Vénus de Milo is probably the most famous example of such a loss that can be imagined and sublimated. Many have imagined what kind of gesture the statue presented us with, or how the arms were stretched. Rather, without his arms, it would have been simply one of the “beautiful Greek sculptures”. Because she has no arms, each viewer can imagine the “ideal figure of Venus”. As a viewer, I can say that this may be a blessing for me.

I might have to come to a resolution with the loss of my son’s two years’ worth of photographs in the same ways I have mentioned above. Instead of the lost records, I have no other choice but to imagine, recreate, and fill in the void. That is what I probably should do as an artist. 

Fortunately (?), I have already been creating works using this perspective. The series is titled “slit”, and I create my work by making hundreds and thousands of slits on a piece of paper with portrait photographs printed on it. When shining a light from the back of the print, light passes through the slit, and light dwells in the facial expressions, body line, and clothes of the subject. The series also originates from the intention of discovering the form of each viewer by imagining a part of the subject that disappeared due to the line of light, but I did not imagine that I had to use this concept because of the loss of my son’s photographs. I think that “allowing oneself to imagine how to fill the void” can be the only salvation from a loss.

Recently, I started to re-imagine and draw the face of my son for the periods of loss. I think the biggest difference between a two-year-old and a four-year-old is the tension of the cheeks. This is the period when puffy cheeks like apples turn into adult-like, slimmer cheeks. I sometimes wonder whether my fingers still remember the touch of his cheeks. When I am successful in drawing his cheeks, I imagine things like “this might be my son’s cheeks when he was three-years and ___ months”. This is of course only a product of my imagination; however, I am happy because it feels like a piece that connects the lost period has emerged. While I am in front of my computer writing this draft, my son watches Youtube without knowing my thoughts. I imagine what his expressions were like one year ago.

The more you imagine, the subject moves into you. When I think of my son’s lost period, I conversely feel that his existence is forever in me. 

Ten or so years later, my grown son will ask me about the two years of void in his photos.

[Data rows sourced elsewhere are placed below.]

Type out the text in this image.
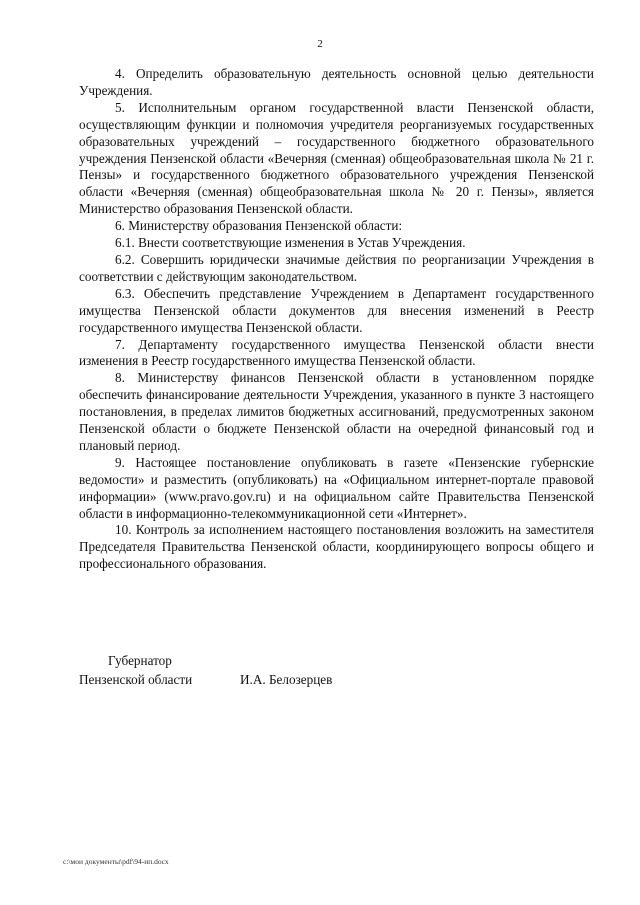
2

4. Определить образовательную деятельность основной целью деятельности Учреждения.

5. Исполнительным органом государственной власти Пензенской области, осуществляющим функции и полномочия учредителя реорганизуемых государственных образовательных учреждений – государственного бюджетного образовательного учреждения Пензенской области «Вечерняя (сменная) общеобразовательная школа № 21 г. Пензы» и государственного бюджетного образовательного учреждения Пензенской области «Вечерняя (сменная) общеобразовательная школа № 20 г. Пензы», является Министерство образования Пензенской области.

6. Министерству образования Пензенской области:

6.1. Внести соответствующие изменения в Устав Учреждения.

6.2. Совершить юридически значимые действия по реорганизации Учреждения в соответствии с действующим законодательством.

6.3. Обеспечить представление Учреждением в Департамент государственного имущества Пензенской области документов для внесения изменений в Реестр государственного имущества Пензенской области.

7. Департаменту государственного имущества Пензенской области внести изменения в Реестр государственного имущества Пензенской области.

8. Министерству финансов Пензенской области в установленном порядке обеспечить финансирование деятельности Учреждения, указанного в пункте 3 настоящего постановления, в пределах лимитов бюджетных ассигнований, предусмотренных законом Пензенской области о бюджете Пензенской области на очередной финансовый год и плановый период.

9. Настоящее постановление опубликовать в газете «Пензенские губернские ведомости» и разместить (опубликовать) на «Официальном интернет-портале правовой информации» (www.pravo.gov.ru) и на официальном сайте Правительства Пензенской области в информационно-телекоммуникационной сети «Интернет».

10. Контроль за исполнением настоящего постановления возложить на заместителя Председателя Правительства Пензенской области, координирующего вопросы общего и профессионального образования.

Губернатор
Пензенской области	И.А. Белозерцев
c:\мои документы\pdf\94-ип.docx
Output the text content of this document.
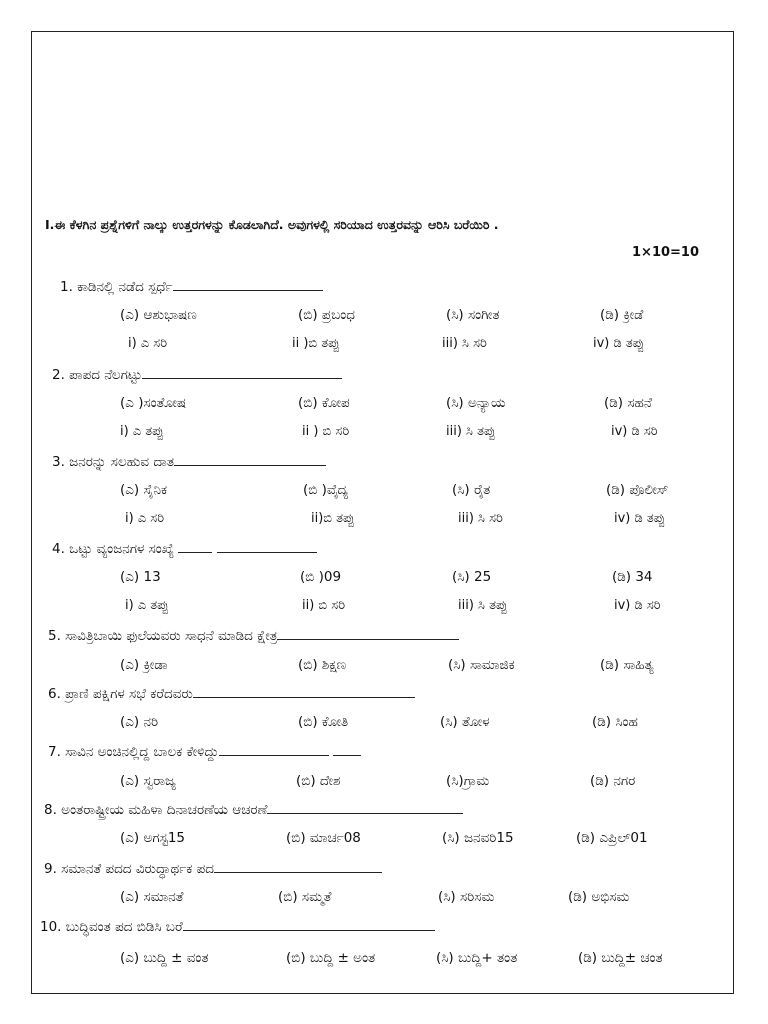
I.ಈ ಕೆಳಗಿನ ಪ್ರಶ್ನೆಗಳಿಗೆ ನಾಲ್ಕು ಉತ್ತರಗಳನ್ನು ಕೊಡಲಾಗಿದೆ. ಅವುಗಳಲ್ಲಿ ಸರಿಯಾದ ಉತ್ತರವನ್ನು ಆರಿಸಿ ಬರೆಯಿರಿ .
1×10=10
1. ಕಾಡಿನಲ್ಲಿ ನಡೆದ ಸ್ಪರ್ಧೆ
(ಎ) ಆಶುಭಾಷಣ	(ಬಿ) ಪ್ರಬಂಧ	(ಸಿ) ಸಂಗೀತ	(ಡಿ) ಕ್ರೀಡೆ
i) ಎ ಸರಿ	ii )ಬಿ ತಪ್ಪು	iii) ಸಿ ಸರಿ	iv) ಡಿ ತಪ್ಪು
2. ಪಾಪದ ನೆಲಗಟ್ಟು
(ಎ )ಸಂತೋಷ	(ಬಿ) ಕೋಪ	(ಸಿ) ಅನ್ಯಾಯ	(ಡಿ) ಸಹನೆ
i) ಎ ತಪ್ಪು	ii ) ಬಿ ಸರಿ	iii) ಸಿ ತಪ್ಪು	iv) ಡಿ ಸರಿ
3. ಜನರನ್ನು ಸಲಹುವ ದಾತ
(ಎ) ಸೈನಿಕ	(ಬಿ )ವೈದ್ಯ	(ಸಿ) ರೈತ	(ಡಿ) ಪೊಲೀಸ್
i) ಎ ಸರಿ	ii)ಬಿ ತಪ್ಪು	iii) ಸಿ ಸರಿ	iv) ಡಿ ತಪ್ಪು
4. ಒಟ್ಟು ವ್ಯಂಜನಗಳ ಸಂಖ್ಯೆ
(ಎ) 13	(ಬಿ )09	(ಸಿ) 25	(ಡಿ) 34
i) ಎ ತಪ್ಪು	ii) ಬಿ ಸರಿ	iii) ಸಿ ತಪ್ಪು	iv) ಡಿ ಸರಿ
5. ಸಾವಿತ್ರಿಬಾಯಿ ಫುಲೆಯವರು ಸಾಧನೆ ಮಾಡಿದ ಕ್ಷೇತ್ರ
(ಎ) ಕ್ರೀಡಾ	(ಬಿ) ಶಿಕ್ಷಣ	(ಸಿ) ಸಾಮಾಜಿಕ	(ಡಿ) ಸಾಹಿತ್ಯ
6. ಪ್ರಾಣಿ ಪಕ್ಷಿಗಳ ಸಭೆ ಕರೆದವರು
(ಎ) ನರಿ	(ಬಿ) ಕೋತಿ	(ಸಿ) ತೋಳ	(ಡಿ) ಸಿಂಹ
7. ಸಾವಿನ ಅಂಚಿನಲ್ಲಿದ್ದ ಬಾಲಕ ಕೇಳಿದ್ದು
(ಎ) ಸ್ವರಾಜ್ಯ	(ಬಿ) ದೇಶ	(ಸಿ)ಗ್ರಾಮ	(ಡಿ) ನಗರ
8. ಅಂತರಾಷ್ಟ್ರೀಯ ಮಹಿಳಾ ದಿನಾಚರಣೆಯ ಆಚರಣೆ
(ಎ) ಅಗಸ್ಟ15	(ಬಿ) ಮಾರ್ಚ08	(ಸಿ) ಜನವರಿ15	(ಡಿ) ಎಪ್ರಿಲ್01
9. ಸಮಾನತೆ ಪದದ ವಿರುದ್ಧಾರ್ಥಕ ಪದ
(ಎ) ಸಮಾನತೆ	(ಬಿ) ಸಮ್ಮತೆ	(ಸಿ) ಸರಿಸಮ	(ಡಿ) ಅಭಿಸಮ
10. ಬುದ್ಧಿವಂತ ಪದ ಬಿಡಿಸಿ ಬರೆ
(ಎ) ಬುದ್ದಿ ± ವಂತ	(ಬಿ) ಬುದ್ದಿ ± ಅಂತ	(ಸಿ) ಬುದ್ದಿ+ ತಂತ	(ಡಿ) ಬುದ್ದಿ± ಚಂತ
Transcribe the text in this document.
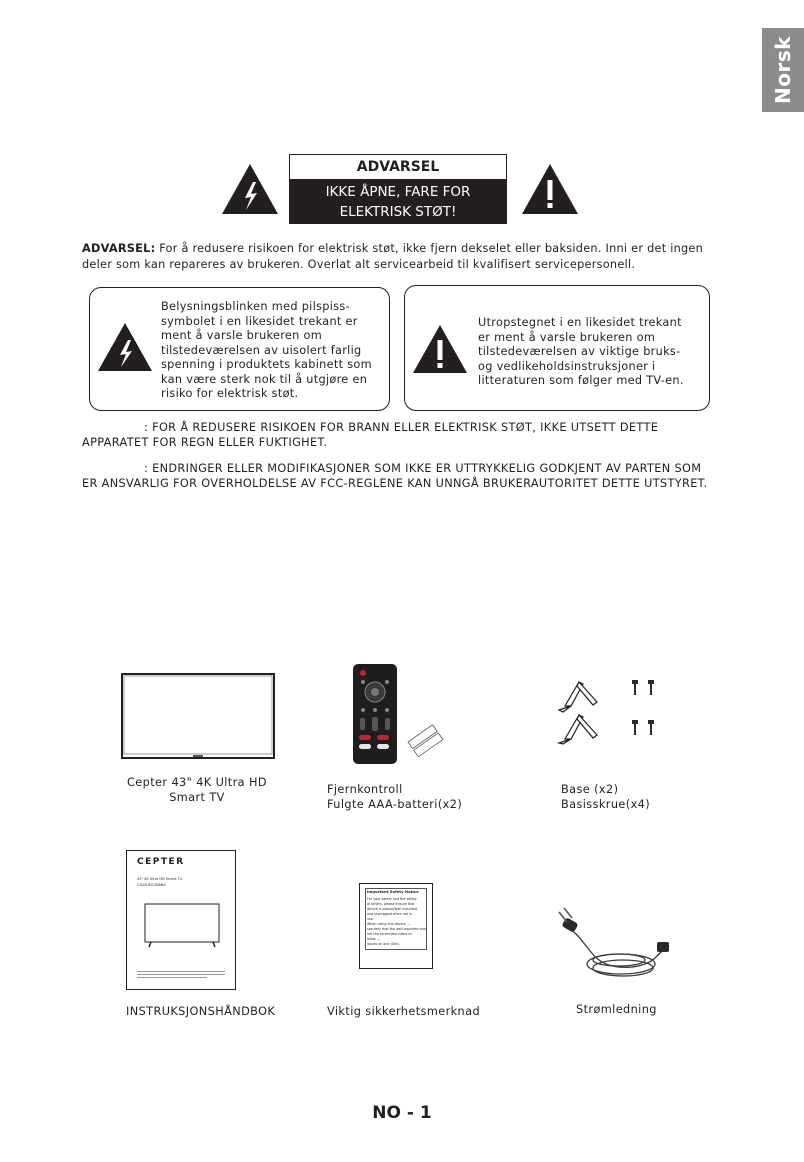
Norsk
ADVARSEL
IKKE ÅPNE, FARE FOR
ELEKTRISK STØT!
ADVARSEL: For å redusere risikoen for elektrisk støt, ikke fjern dekselet eller baksiden. Inni er det ingen
deler som kan repareres av brukeren. Overlat alt servicearbeid til kvalifisert servicepersonell.
Belysningsblinken med pilspiss-
symbolet i en likesidet trekant er
ment å varsle brukeren om
tilstedeværelsen av uisolert farlig
spenning i produktets kabinett som
kan være sterk nok til å utgjøre en
risiko for elektrisk støt.
Utropstegnet i en likesidet trekant
er ment å varsle brukeren om
tilstedeværelsen av viktige bruks-
og vedlikeholdsinstruksjoner i
litteraturen som følger med TV-en.
: FOR Å REDUSERE RISIKOEN FOR BRANN ELLER ELEKTRISK STØT, IKKE UTSETT DETTE
APPARATET FOR REGN ELLER FUKTIGHET.
: ENDRINGER ELLER MODIFIKASJONER SOM IKKE ER UTTRYKKELIG GODKJENT AV PARTEN SOM
ER ANSVARLIG FOR OVERHOLDELSE AV FCC-REGLENE KAN UNNGÅ BRUKERAUTORITET DETTE UTSTYRET.
Cepter 43" 4K Ultra HD
Smart TV
Fjernkontroll
Fulgte AAA-batteri(x2)
Base (x2)
Basisskrue(x4)
CEPTER
43" 4K Ultra HD Smart TV
CS43UEG3D8NA
INSTRUKSJONSHÅNDBOK
Important Safety Notice
For your safety and the safety
of others, please ensure that
device is placed/wall mounted
and unplugged when not in
use.
When using this device, ...
securely that the wall mounted and
not the screen/the cable to
allow ...
issues on one (Sec).
Viktig sikkerhetsmerknad	Strømledning
NO - 1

Then, I wish I could apologize to him about losing the data, while being able to show him how much I have been thinking about him in order to fill the void. If the work has the magnitude and strength to go beyond the photographic records of a person, it may last longer than the life of my son.

Photo:Takeshi Sumi

Words from Yukari Misawa (Editorial Board/translated by Shimizu Chatori)

・I have reevaluated the words “the deceased in heaven…”, spoken by believers of non-monotheistic religions, and would like to put a spotlight on this in my series on Buddhism. Thanks for the idea!

・I believe that the author has already adopted different kinds of backups, but I felt a strong urge to introduce cloud backups to the author before. This was an essay which I could really submerge myself into the text. Like a sudden malfunction of our computers, misfortunes can happen to us anytime!